Another limitation of the qCaln calculations in the present study is the lack of inclusion of bioavailability data and the effect of food preparation on micronutrient content of foods. For example, animal-based protein sources are more readily digested and absorbed allowing for higher bioavailability of essential micronutrients compared to plant-based sources, and cooked vegetables that are prepared through steaming have different micronutrient contents compared to boiled or baked vegetables [41]. To address these limitations, bioavailability and food preparation factors could be added to the proposed qCaln equation in future studies to allow for a better depiction of the quality of the foods and diets consumed by individuals.

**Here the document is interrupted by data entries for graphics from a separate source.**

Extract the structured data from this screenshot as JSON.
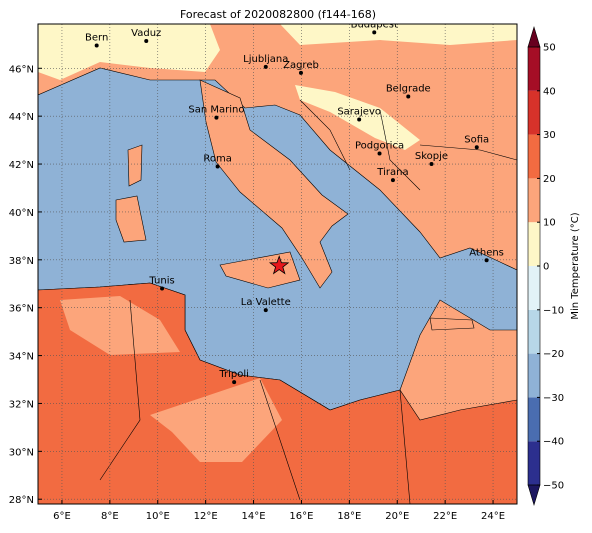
{
  "chart_data": {
    "type": "map",
    "title": "Forecast of 2020082800 (f144-168)",
    "xlim": [
      5,
      25
    ],
    "ylim": [
      27.8,
      47.85
    ],
    "grid": true,
    "xticks": [
      {
        "value": 6,
        "label": "6°E"
      },
      {
        "value": 8,
        "label": "8°E"
      },
      {
        "value": 10,
        "label": "10°E"
      },
      {
        "value": 12,
        "label": "12°E"
      },
      {
        "value": 14,
        "label": "14°E"
      },
      {
        "value": 16,
        "label": "16°E"
      },
      {
        "value": 18,
        "label": "18°E"
      },
      {
        "value": 20,
        "label": "20°E"
      },
      {
        "value": 22,
        "label": "22°E"
      },
      {
        "value": 24,
        "label": "24°E"
      }
    ],
    "yticks": [
      {
        "value": 28,
        "label": "28°N"
      },
      {
        "value": 30,
        "label": "30°N"
      },
      {
        "value": 32,
        "label": "32°N"
      },
      {
        "value": 34,
        "label": "34°N"
      },
      {
        "value": 36,
        "label": "36°N"
      },
      {
        "value": 38,
        "label": "38°N"
      },
      {
        "value": 40,
        "label": "40°N"
      },
      {
        "value": 42,
        "label": "42°N"
      },
      {
        "value": 44,
        "label": "44°N"
      },
      {
        "value": 46,
        "label": "46°N"
      }
    ],
    "cities": [
      {
        "name": "Bern",
        "lon": 7.45,
        "lat": 46.95
      },
      {
        "name": "Vaduz",
        "lon": 9.52,
        "lat": 47.14
      },
      {
        "name": "Budapest",
        "lon": 19.04,
        "lat": 47.5
      },
      {
        "name": "Ljubljana",
        "lon": 14.51,
        "lat": 46.06
      },
      {
        "name": "Zagreb",
        "lon": 15.98,
        "lat": 45.81
      },
      {
        "name": "Belgrade",
        "lon": 20.46,
        "lat": 44.82
      },
      {
        "name": "San Marino",
        "lon": 12.45,
        "lat": 43.94
      },
      {
        "name": "Sarajevo",
        "lon": 18.41,
        "lat": 43.86
      },
      {
        "name": "Sofia",
        "lon": 23.32,
        "lat": 42.7
      },
      {
        "name": "Podgorica",
        "lon": 19.26,
        "lat": 42.44
      },
      {
        "name": "Skopje",
        "lon": 21.43,
        "lat": 42.0
      },
      {
        "name": "Roma",
        "lon": 12.5,
        "lat": 41.9
      },
      {
        "name": "Tirana",
        "lon": 19.82,
        "lat": 41.33
      },
      {
        "name": "Athens",
        "lon": 23.73,
        "lat": 37.98
      },
      {
        "name": "Tunis",
        "lon": 10.18,
        "lat": 36.8
      },
      {
        "name": "La Valette",
        "lon": 14.51,
        "lat": 35.9
      },
      {
        "name": "Tripoli",
        "lon": 13.19,
        "lat": 32.89
      }
    ],
    "marker": {
      "lon": 15.07,
      "lat": 37.75,
      "color": "#e8161b"
    },
    "colorbar": {
      "label": "Min Temperature (°C)",
      "lim": [
        -50,
        50
      ],
      "ticks": [
        {
          "value": -50,
          "label": "−50"
        },
        {
          "value": -40,
          "label": "−40"
        },
        {
          "value": -30,
          "label": "−30"
        },
        {
          "value": -20,
          "label": "−20"
        },
        {
          "value": -10,
          "label": "−10"
        },
        0,
        10,
        20,
        30,
        40,
        50
      ],
      "colors": [
        "#2c2f8e",
        "#4a6db0",
        "#8fb2d6",
        "#b7d7e8",
        "#e2f2f7",
        "#fef7c7",
        "#fca57b",
        "#f26b41",
        "#d7322a",
        "#a50e26"
      ],
      "under": "#1c1760",
      "over": "#67001f"
    }
  }
}
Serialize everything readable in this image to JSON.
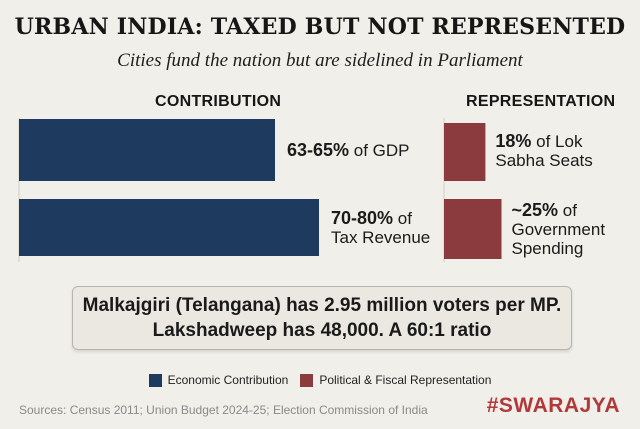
{
  "header": {
    "title": "URBAN INDIA: TAXED BUT NOT REPRESENTED",
    "subtitle": "Cities fund the nation but are sidelined in Parliament"
  },
  "chart_data": {
    "type": "bar",
    "colors": {
      "contribution": "#1f3a5f",
      "representation": "#8b3a3d"
    },
    "panels": [
      {
        "heading": "CONTRIBUTION",
        "series": "Economic Contribution",
        "bars": [
          {
            "bold": "63-65%",
            "rest": " of GDP",
            "value": 64
          },
          {
            "bold": "70-80%",
            "rest": " of Tax Revenue",
            "value": 75
          }
        ]
      },
      {
        "heading": "REPRESENTATION",
        "series": "Political & Fiscal Representation",
        "bars": [
          {
            "bold": "18%",
            "rest": " of Lok Sabha Seats",
            "value": 18
          },
          {
            "bold": "~25%",
            "rest": " of Government Spending",
            "value": 25
          }
        ]
      }
    ]
  },
  "callout": {
    "line1": "Malkajgiri (Telangana) has 2.95 million voters per MP.",
    "line2": "Lakshadweep has 48,000. A 60:1 ratio"
  },
  "legend": [
    {
      "label": "Economic Contribution",
      "color": "#1f3a5f"
    },
    {
      "label": "Political & Fiscal Representation",
      "color": "#8b3a3d"
    }
  ],
  "footer": {
    "sources": "Sources: Census 2011; Union Budget 2024-25; Election Commission of India",
    "brand": "#SWARAJYA"
  }
}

Additionally, the validity of this measure needs to be tested against other diet quality indices, including the HEI and diet diversity scores, and a number of nutrient profiling methods, such as the Nutrient-Rich Food Index (NRF) [6], and the SAIN/LIM scoring system [24]. The measure could also be tested against other objective health outcomes and biomarkers such as obesity, hypertension, and diabetes; and using more sophisticated validation techniques including ‘goodness of fit’ models (Drewnowski and Fulgoni 2008). Finally, further attention is needed to consider other attributes of food. For example, the qCaln could be compared to the Nutrient Rich Foods Index [7] to compare foods of varying food quality relative to cost. The qCaln, as a single number unit of measure, would allow for easy comparison of food quality to cost.